9 Maar David zeide tot Abisai: Breng hem niet om, want wie slaat ongestraft zijn hand aan de gezalfde des Heren?
10 David zeide: Zo waar de Here leeft, voorzeker, de Here zal hem slaan; hetzij, dat zijn sterfdag komt, hetzij, dat hij ten strijde trekt en weggevaagd wordt.
11 De Here beware mij ervoor, dat ik mijn hand zou slaan aan de gezalfde des Heren. Nu dan, neem de speer aan zijn hoofdeinde en de waterkruik, en laten wij weggaan.
12 Daarop nam David de speer en de waterkruik van Sauls hoofdeinde weg, en zij gingen heen. Niemand zag het, niemand merkte het, niemand ontwaakte, want allen sliepen, daar er een diepe slaap des Heren op hen gevallen was.
13 Toen David aan de overzijde gekomen was, ging hij op de bergtop staan, ver weg, zodat er een grote afstand tussen hen was.

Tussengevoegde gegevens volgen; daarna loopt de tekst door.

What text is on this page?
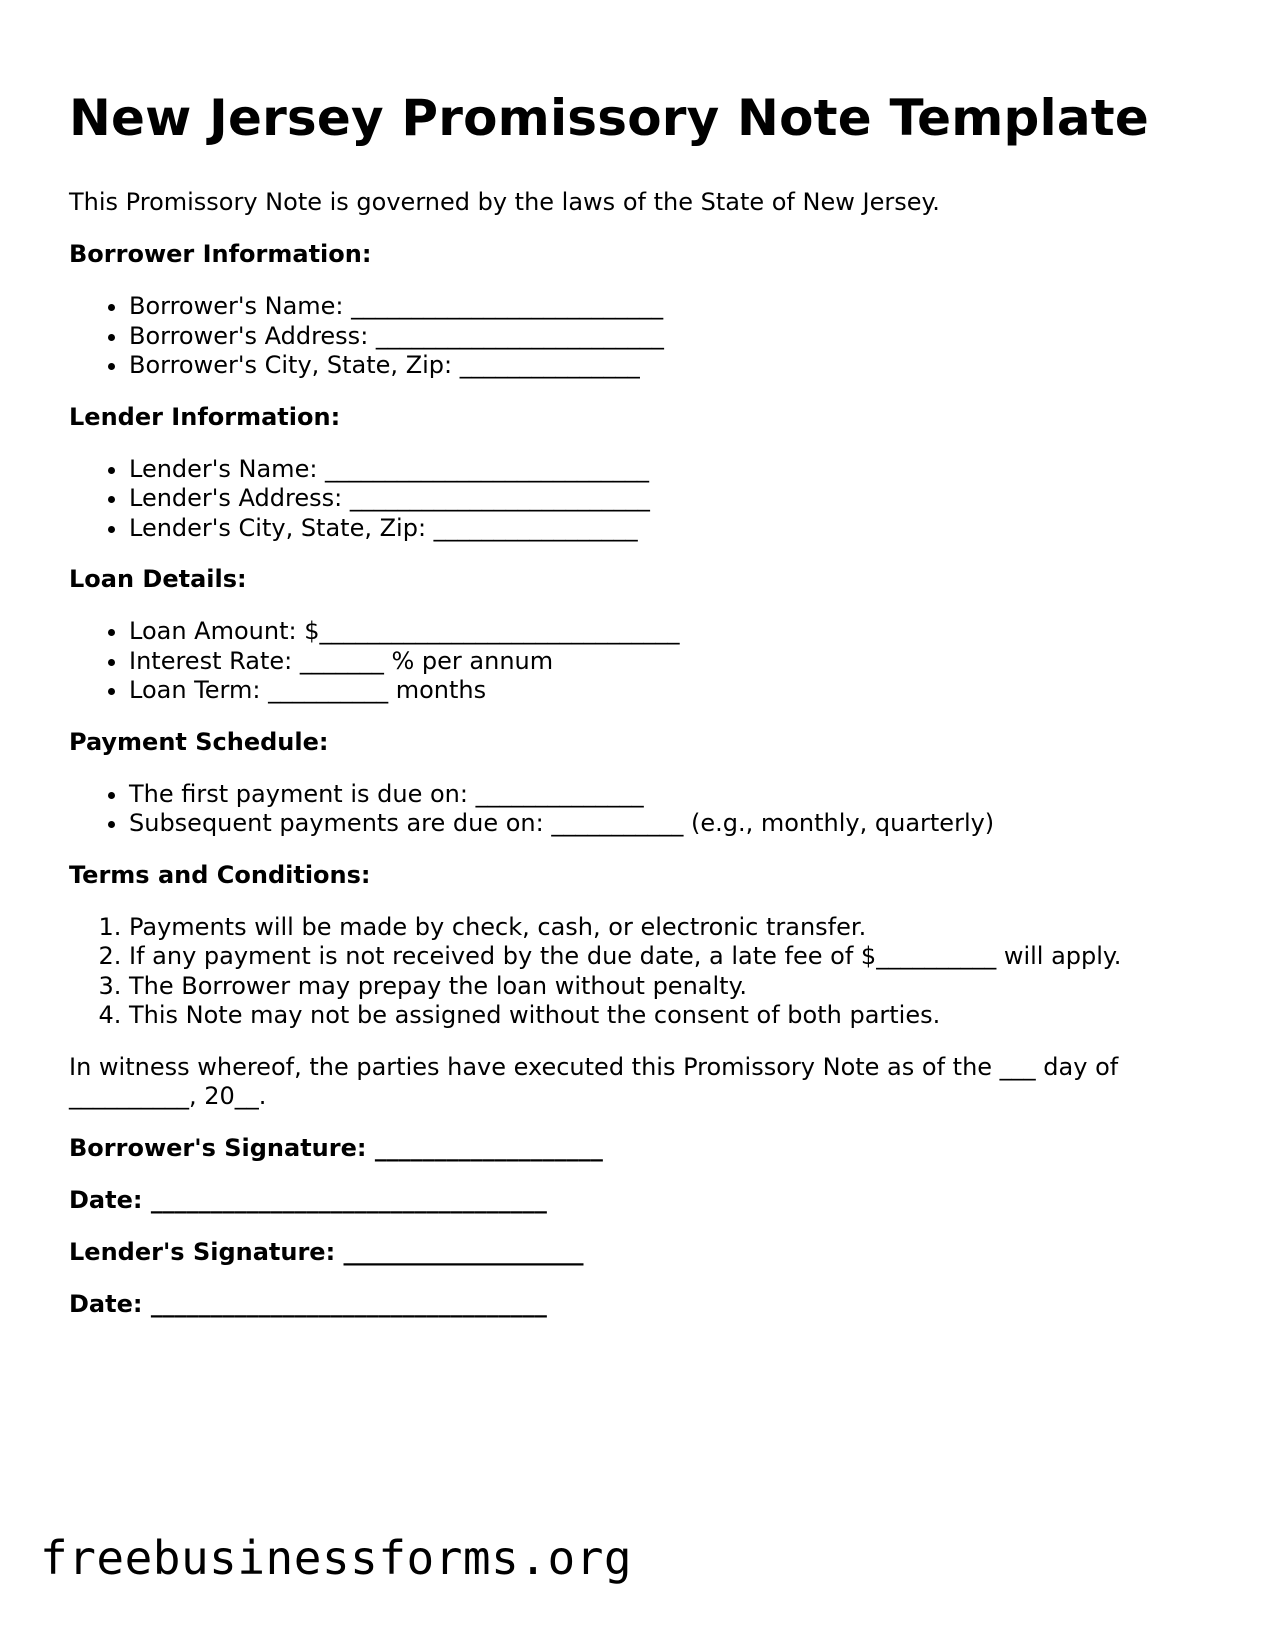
New Jersey Promissory Note Template

This Promissory Note is governed by the laws of the State of New Jersey.

Borrower Information:

• Borrower's Name: __________________________
• Borrower's Address: ________________________
• Borrower's City, State, Zip: _______________

Lender Information:

• Lender's Name: ___________________________
• Lender's Address: _________________________
• Lender's City, State, Zip: _________________

Loan Details:

• Loan Amount: $______________________________
• Interest Rate: _______ % per annum
• Loan Term: __________ months

Payment Schedule:

• The first payment is due on: ______________
• Subsequent payments are due on: ___________ (e.g., monthly, quarterly)

Terms and Conditions:

1. Payments will be made by check, cash, or electronic transfer.
2. If any payment is not received by the due date, a late fee of $__________ will apply.
3. The Borrower may prepay the loan without penalty.
4. This Note may not be assigned without the consent of both parties.

In witness whereof, the parties have executed this Promissory Note as of the ___ day of __________, 20__.

Borrower's Signature: ___________________
Date: _________________________________
Lender's Signature: ____________________
Date: _________________________________
freebusinessforms.org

14 En David riep tot het volk en tot Abner, de zoon van Ner: Antwoordt gij niet, Abner? En Abner antwoordde: Wie zijt gij, die daar tot de koning roept?
15 Daarop riep David tot Abner: Zijt gij dan geen man? Wie is in Israël u gelijk? Waarom hebt gij dan uw heer, de koning, niet bewaakt? Want er is iemand van het volk gekomen om de koning, uw heer, om te brengen.